The strangest thing happened to me, 25 years ago this week. I saw someone lose at Russian roulette. Death.
I don’t mean some drinking game. I wish I did. I’m talking about the real thing — placing a single round in a revolver, spinning the cylinder, placing the muzzle against your head and pulling the trigger.
It happened on Wednesday 8th December 1993 at the Hotel Split, in the Croatian port of the same name. It was at the height of the war in the former Yugoslavia, and I was a fresh-faced TV reporter on my first overseas assignment.
I was relaxing with the cameraman in the hotel bar at the end of a day’s filming when I became conscious of a rowdy group of soldiers in Croatian army fatigues on the neighbouring table. Suddenly, there was an almighty bang and one of the soldiers slumped to the floor, literally by my feet.
I remember my colleague saying, in the stunned silence that followed, that he thought it was a wind-up. But then he saw what I’d seen — a hole through the man’s head and blood spattered halfway across the room.
We didn’t know what had happened, or who had fired the shot, and so, fearing for our safety, we headed to our rooms. It wasn’t until the following morning, after an almost sleepless night, that I was told by a receptionist that the police believed the dead man was either an Irish or American mercenary, and that the group had been playing Russian roulette.
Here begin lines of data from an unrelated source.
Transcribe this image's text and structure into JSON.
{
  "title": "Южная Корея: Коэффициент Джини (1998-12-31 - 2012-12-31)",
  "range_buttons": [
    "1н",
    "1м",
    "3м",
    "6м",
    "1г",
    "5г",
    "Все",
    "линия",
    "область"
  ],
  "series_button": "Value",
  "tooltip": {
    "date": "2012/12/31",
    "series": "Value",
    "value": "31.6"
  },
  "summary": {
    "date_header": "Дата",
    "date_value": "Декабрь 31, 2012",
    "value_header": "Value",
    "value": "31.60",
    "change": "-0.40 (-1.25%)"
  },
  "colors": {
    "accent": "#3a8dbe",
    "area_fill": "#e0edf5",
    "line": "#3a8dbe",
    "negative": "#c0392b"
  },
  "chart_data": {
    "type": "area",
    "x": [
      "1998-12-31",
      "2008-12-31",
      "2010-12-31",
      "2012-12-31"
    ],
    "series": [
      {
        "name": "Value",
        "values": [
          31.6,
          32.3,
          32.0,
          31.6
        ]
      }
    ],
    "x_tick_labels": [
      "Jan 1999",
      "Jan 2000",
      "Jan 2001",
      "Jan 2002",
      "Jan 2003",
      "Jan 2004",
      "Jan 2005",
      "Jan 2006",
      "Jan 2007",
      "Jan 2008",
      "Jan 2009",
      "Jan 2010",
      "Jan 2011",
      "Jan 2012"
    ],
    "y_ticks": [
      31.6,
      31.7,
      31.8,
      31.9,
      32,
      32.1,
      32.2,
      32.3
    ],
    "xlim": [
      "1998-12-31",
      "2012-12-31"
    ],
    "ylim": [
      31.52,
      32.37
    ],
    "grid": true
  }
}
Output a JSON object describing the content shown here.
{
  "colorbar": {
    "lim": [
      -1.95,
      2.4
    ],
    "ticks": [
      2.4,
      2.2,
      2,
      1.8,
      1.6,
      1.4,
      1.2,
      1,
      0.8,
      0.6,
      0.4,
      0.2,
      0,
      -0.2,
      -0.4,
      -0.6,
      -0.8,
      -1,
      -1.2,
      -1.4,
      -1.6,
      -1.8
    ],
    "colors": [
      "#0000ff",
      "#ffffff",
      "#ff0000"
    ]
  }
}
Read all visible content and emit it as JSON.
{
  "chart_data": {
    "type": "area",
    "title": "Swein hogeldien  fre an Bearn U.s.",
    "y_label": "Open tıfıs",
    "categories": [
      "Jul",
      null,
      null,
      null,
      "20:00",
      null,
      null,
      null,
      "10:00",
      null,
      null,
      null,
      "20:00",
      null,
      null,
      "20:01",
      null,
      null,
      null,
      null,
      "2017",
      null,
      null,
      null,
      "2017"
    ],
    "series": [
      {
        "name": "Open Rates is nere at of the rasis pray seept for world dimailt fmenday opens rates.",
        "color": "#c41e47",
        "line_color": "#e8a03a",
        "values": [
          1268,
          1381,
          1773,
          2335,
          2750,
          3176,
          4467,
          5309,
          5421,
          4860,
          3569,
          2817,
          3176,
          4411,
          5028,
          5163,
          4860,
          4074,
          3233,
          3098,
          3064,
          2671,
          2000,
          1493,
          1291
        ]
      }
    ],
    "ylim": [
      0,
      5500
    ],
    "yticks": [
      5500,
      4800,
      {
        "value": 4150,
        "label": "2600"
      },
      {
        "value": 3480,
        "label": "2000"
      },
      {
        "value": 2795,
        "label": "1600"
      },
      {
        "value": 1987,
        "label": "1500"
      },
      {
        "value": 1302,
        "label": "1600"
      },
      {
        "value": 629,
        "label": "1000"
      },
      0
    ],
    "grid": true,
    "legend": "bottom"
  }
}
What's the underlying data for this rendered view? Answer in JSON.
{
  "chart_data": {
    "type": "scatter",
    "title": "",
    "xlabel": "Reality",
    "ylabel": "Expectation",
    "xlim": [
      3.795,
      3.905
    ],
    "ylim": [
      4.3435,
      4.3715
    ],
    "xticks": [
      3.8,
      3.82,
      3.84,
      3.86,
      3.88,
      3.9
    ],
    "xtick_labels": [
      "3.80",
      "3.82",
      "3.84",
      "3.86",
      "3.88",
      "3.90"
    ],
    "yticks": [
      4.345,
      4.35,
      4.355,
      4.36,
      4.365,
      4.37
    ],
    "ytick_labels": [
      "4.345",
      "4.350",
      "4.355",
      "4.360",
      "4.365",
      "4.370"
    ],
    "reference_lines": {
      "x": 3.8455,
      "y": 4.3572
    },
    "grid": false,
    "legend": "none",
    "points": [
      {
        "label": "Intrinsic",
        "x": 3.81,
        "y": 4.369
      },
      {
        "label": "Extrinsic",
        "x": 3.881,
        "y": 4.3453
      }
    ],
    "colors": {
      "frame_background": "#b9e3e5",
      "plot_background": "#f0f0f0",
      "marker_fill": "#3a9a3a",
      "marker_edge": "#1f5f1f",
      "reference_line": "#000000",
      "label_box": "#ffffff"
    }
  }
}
It was a truly surreal experience. I recall being shocked at hotel life carrying on as normal, guests tucking into breakfast around the very spot where the man had died, albeit with the blood-stained carpet tiles now removed from view.
There are so many questions about that night I’ve pondered over the years. Who was this soldier? Who were his colleagues? And if indeed they were playing a lethal game of chance, what on earth possessed them to do it? They had obviously been drinking heavily, so had alcohol played a part? Or drugs perhaps? Or was it an elaborate suicide?
I can only guess at the answers. To this day I’ve seen no press reports about the incident; there was, after all, a war on. The only mention of it I’ve found is in a book called Death’s Sting by a retired lieutenant-colonel, Ewen Southby-Tailyour, a novel based on his experience of 32 years in the Royal Marines.
I made contact with Ewen the other day and it turns out that he was there as well, his recollections almost identical to mine.
But unlike Ewen, who’s seen far worse in his military career, I’ll admit to being haunted to this day by what I witnessed. In all this time I’ve rarely mentioned the incident to anyone; this is certainly the first time I’ve written about it.
Why is it, then, that what happened all those years ago still bothers me even now? After all, I didn’t know the man who died. I don’t even know his name.
Perhaps the reason is this. Whatever religious convictions we may or may not have, the here and now is the only thing we can be really sure of. Being alive, especially in the western world today, is a huge privilege. The very fact that we’re here at all is a miracle. And yet life is so fragile, and humans beings such finely tuned and complex creatures, so prone to self-destruction, that it can all end in an instant.
Of course very few people put a loaded gun to their head, but some of us do take extraordinary risks all the time, whether it’s routinely driving far too fast, texting while driving, smoking heavily, or eating or drinking much more than we should. Some enjoy the thrill of living life on the edge, while others, sadly, are influenced by drink, drugs, depression or chronic stress.
Nor am I talking about a small minority of adrenaline seekers. I’m actually referring to most of us, and yes, to me as well. The majority of gamblers have probably never thought of themselves as such; we may not have visited a betting shop or casino in their life.
There was an astonishing story yesterday, for example, which was rather lost in all the fuss surrounding Brexit, about the Health Survey for England reporting that nine out of ten of us has an unhealthy trait that puts our lives at risk. Two thirds of us have at least two such traits.
What are we doing? Why are we dicing with death? Of course, life is for living, and risk is part and parcel of it. But most, yes most, of us, take significant risks all the time, without even thinking about the odds of an unhappy outcome. Sooner or later our luck will run out. Pity those around us when it does.